Q: Do your colleagues generally seek your advice on issues concerning animal science or food safety and security?
Schrader: Frankly, not yet. That’s part of the reason we started the caucus. They’re not used to having veterinarians with our expertise in Congress. When Congressman Ted Yoho, R-Fla., or I speak up from a veterinary perspective, I sense that they listen a little more carefully, and we have the ability to sway their opinions—not on some emotional harangue—but actually based on the facts from what we’ve seen in the veterinary world or read in scientific papers. A lot of members would like to have some good, solid information, not something that’s politically colored, on some of the issues that affect veterinary medicine.
Q: Is there an issue or challenge that you encountered during your time as a practicing veterinarian that you would like to see addressed in the future
Schrader: I guess the biggest issue that I hope Ted and I are able to address is encouraging the use of veterinarians in industry, government and public health circles. I see a lot of my medical colleagues called upon in these areas as people retire and we are looking for new people to fill these public health and public service positions. I’d really like to see veterinarians take a big role there. Veterinarians have a better appreciation than some of the public health professionals for some of the zoonotic diseases and how to approach the epidemiology of zoonotic diseases, and that’s a big deal. This is an area where I’d like to see more of the younger generations of veterinarians get involved. It’s not just about private practice—there are great opportunities in government, industry and other aspects of the private sector that I think we’ve been missing the boat on so far in terms of encouraging veterinarians.
Q: Are there ways that your education and experience in veterinary medicine and animal science benefit the House Committees on which you serve?
Schrader: Yes, Ted and I are both on the Ag Committee so we have all of the livestock groups very interested in us. I’ve been engaged in trying to broker a deal between the Humane Society of the United States and the egg-laying community to bring some sort of order to federal regulation regarding the housing of egg-laying hens, and that’s something that, again, we have a unique veterinary perspective. We can get past the rhetoric and all the ‘he said/she said’ and just talk common sense. Our job is to broker a lot more common sense in these types of decisions that affect food safety, in particular, people’s health.

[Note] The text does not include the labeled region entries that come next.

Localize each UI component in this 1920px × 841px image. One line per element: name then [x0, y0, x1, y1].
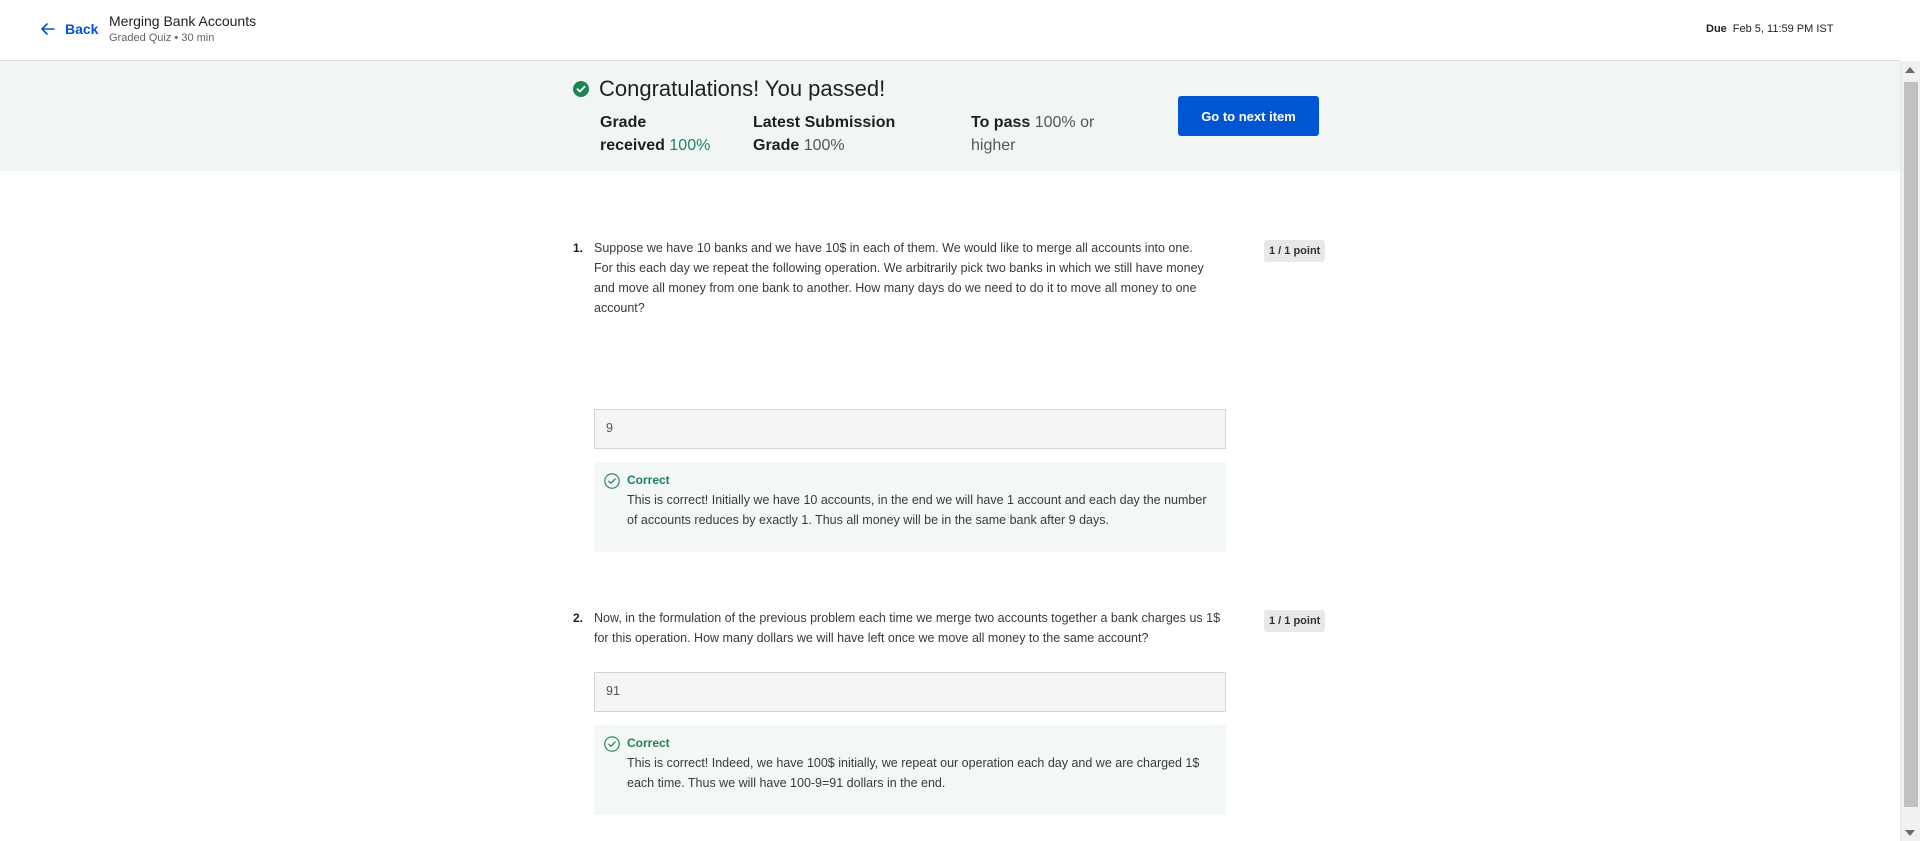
scrollbar-thumb[interactable]: [1904, 82, 1918, 807]
points-badge: 1 / 1 point: [1264, 610, 1326, 632]
check-circle-outline-icon: [604, 736, 620, 752]
question-number: 2.: [573, 611, 584, 625]
question-number: 1.: [573, 241, 584, 255]
feedback-text: This is correct! Indeed, we have 100$ in…: [627, 756, 1200, 790]
quiz-title: Merging Bank Accounts: [109, 13, 257, 29]
feedback-box: Correct This is correct! Initially we ha…: [594, 462, 1226, 552]
grade-received: Grade received 100%: [600, 111, 720, 157]
grade-label-2: received: [600, 137, 665, 154]
due-date: Due Feb 5, 11:59 PM IST: [1706, 23, 1833, 35]
back-button[interactable]: Back: [39, 20, 98, 38]
feedback-text: This is correct! Initially we have 10 ac…: [627, 493, 1207, 527]
grade-value: 100%: [669, 137, 711, 154]
result-banner: [0, 61, 1900, 171]
question-text: Now, in the formulation of the previous …: [594, 611, 1221, 645]
back-label: Back: [65, 21, 99, 37]
pass-value-1: 100% or: [1034, 114, 1095, 131]
latest-label-2: Grade: [753, 137, 800, 154]
feedback-title: Correct: [627, 736, 670, 750]
due-label: Due: [1706, 23, 1727, 35]
feedback-box: Correct This is correct! Indeed, we have…: [594, 725, 1226, 815]
grade-label-1: Grade: [600, 114, 647, 131]
latest-value: 100%: [803, 137, 845, 154]
go-to-next-item-button[interactable]: Go to next item: [1178, 96, 1319, 136]
latest-label-1: Latest Submission: [753, 114, 896, 131]
congrats-text: Congratulations! You passed!: [599, 76, 886, 101]
pass-requirement: To pass 100% or higher: [971, 111, 1111, 157]
due-value: Feb 5, 11:59 PM IST: [1732, 23, 1834, 35]
scroll-up-arrow-icon[interactable]: [1905, 67, 1915, 73]
feedback-title: Correct: [627, 473, 670, 487]
scroll-down-arrow-icon[interactable]: [1905, 830, 1915, 836]
points-badge: 1 / 1 point: [1264, 240, 1326, 262]
check-circle-icon: [573, 81, 589, 97]
pass-value-2: higher: [971, 137, 1016, 154]
latest-submission-grade: Latest Submission Grade 100%: [753, 111, 933, 157]
question-text: Suppose we have 10 banks and we have 10$…: [594, 241, 1204, 315]
page-scrollbar[interactable]: [1900, 61, 1920, 841]
answer-field[interactable]: 91: [594, 672, 1226, 712]
arrow-left-icon: [41, 23, 55, 35]
check-circle-outline-icon: [604, 473, 620, 489]
pass-label: To pass: [971, 114, 1031, 131]
congrats-heading: Congratulations! You passed!: [573, 76, 885, 102]
top-bar: Back Merging Bank Accounts Graded Quiz •…: [0, 0, 1900, 61]
quiz-title-block: Merging Bank Accounts Graded Quiz • 30 m…: [109, 13, 256, 44]
answer-field[interactable]: 9: [594, 409, 1226, 449]
quiz-subtitle: Graded Quiz • 30 min: [109, 32, 215, 44]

Q: Are there challenges or veterinary issues facing your state that you are concerned about?
Schrader: The thing that has come through at the veterinary level big time in my state and a lot of other states around the country is this ridiculous restriction by the Drug Enforcement Administration that veterinarians can’t carry controlled substances in their ambulatory rigs. That’s just ludicrous. It shows a complete lack of understanding by the DEA, which we’ve pointed out to them and the AVMA has been extremely helpful in that regard as well. We’ve introduced things in the Farm Bill that have caught their attention a little bit, but the DEA is still trying to backtrack, but frankly, not enough. They’re just trying to pat us on the head and tell us it’s going to be fine and at the end of the day we shouldn’t worry about it. But it’s really important to veterinarians and to the humane treatment of animals that we’re able to use the modern day controlled substances to alleviate the pain that goes with some of these tough procedures out in the field.

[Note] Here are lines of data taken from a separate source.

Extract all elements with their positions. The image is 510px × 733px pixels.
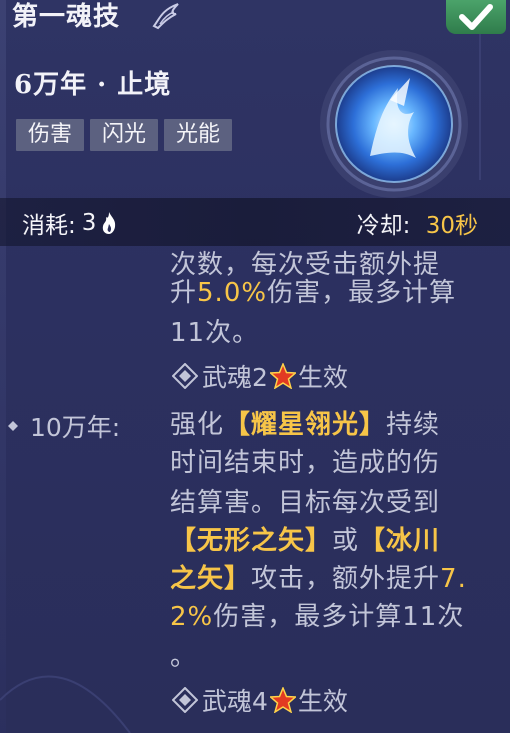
tag-list: 伤害 闪光 光能 xyxy=(16,119,233,151)
tier-label: 10万年: xyxy=(8,408,120,444)
effect-text: 武魂2 xyxy=(202,363,268,392)
tier-label-text: 10万年: xyxy=(30,413,121,442)
star-icon xyxy=(269,687,296,713)
description-line: 时间结束时，造成的伤 xyxy=(170,442,440,479)
cooldown-value: 30秒 xyxy=(425,213,478,239)
skill-keyword: 【冰川 xyxy=(359,526,441,556)
description-text: 伤害，最多计算 xyxy=(267,278,457,308)
bonus-value: 7. xyxy=(440,564,467,594)
effect-text: 生效 xyxy=(297,363,348,392)
skill-keyword: 【无形之矢】 xyxy=(170,526,333,556)
cost-label: 消耗: xyxy=(22,213,76,239)
skill-orb-icon xyxy=(320,50,468,198)
description-text: 或 xyxy=(332,526,360,556)
confirm-button[interactable] xyxy=(446,0,506,34)
description-text: 。 xyxy=(170,642,198,672)
check-icon xyxy=(459,4,493,30)
diamond-icon xyxy=(172,363,198,389)
skill-keyword: 【耀星翎光】 xyxy=(224,410,387,440)
bullet-icon xyxy=(8,421,18,431)
bonus-value: 5.0% xyxy=(197,278,268,308)
skill-keyword: 之矢】 xyxy=(170,564,252,594)
description-line: 11次。 xyxy=(170,312,259,349)
description-line: 结算害。目标每次受到 xyxy=(170,482,440,519)
star-icon xyxy=(269,363,296,389)
skill-title: 第一魂技 xyxy=(12,2,121,32)
tag-flash: 闪光 xyxy=(90,119,159,151)
description-line: 强化【耀星翎光】持续 xyxy=(170,404,440,441)
description-line: 之矢】攻击，额外提升7. xyxy=(170,558,467,595)
diamond-icon xyxy=(172,687,198,713)
effect-condition: 武魂2 生效 xyxy=(172,358,348,394)
cost-value: 3 xyxy=(81,210,97,236)
description-text: 强化 xyxy=(170,410,225,440)
description-text: 攻击，额外提升 xyxy=(251,564,441,594)
bonus-value: 2% xyxy=(170,602,214,632)
description-line: 升5.0%伤害，最多计算 xyxy=(170,272,456,309)
skill-subtitle: 6万年 · 止境 xyxy=(14,70,172,100)
tag-damage: 伤害 xyxy=(16,119,85,151)
effect-condition: 武魂4 生效 xyxy=(172,682,348,718)
skill-panel: 第一魂技 6万年 · 止境 伤害 闪光 光能 消耗: 3 冷却: 30秒 次数，… xyxy=(0,0,510,733)
description-text: 11次。 xyxy=(170,318,260,348)
description-text: 结算害。目标每次受到 xyxy=(170,488,441,518)
cooldown-stat: 冷却: 30秒 xyxy=(357,206,478,240)
cost-stat: 消耗: 3 xyxy=(22,206,118,240)
description-text: 持续 xyxy=(386,410,441,440)
description-text: 时间结束时，造成的伤 xyxy=(170,448,441,478)
description-line: 【无形之矢】或【冰川 xyxy=(170,520,440,557)
description-line: 。 xyxy=(170,636,197,673)
description-text: 伤害，最多计算11次 xyxy=(213,602,465,632)
description-line: 2%伤害，最多计算11次 xyxy=(170,596,464,633)
effect-text: 武魂4 xyxy=(202,687,268,716)
cooldown-label: 冷却: xyxy=(356,213,411,239)
description-text: 升 xyxy=(170,278,198,308)
tag-light-energy: 光能 xyxy=(164,119,233,151)
flame-icon xyxy=(103,212,116,234)
wing-icon xyxy=(152,3,179,30)
effect-text: 生效 xyxy=(297,687,348,716)
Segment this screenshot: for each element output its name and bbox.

Veterinarians are straightforward people. Common sense dictates the way over ideology. Ted and I have very different political philosophies most of the time, but when it comes to common sense things that deal with animals and public welfare, such as the humane treatment of animals and the appropriate use of medications, that’s in our wheelhouse. Again, I think that’s where we can show our expertise and, hopefully, encourage Congress to make good, thoughtful decisions that help the veterinary industry and help people to deal with their animals.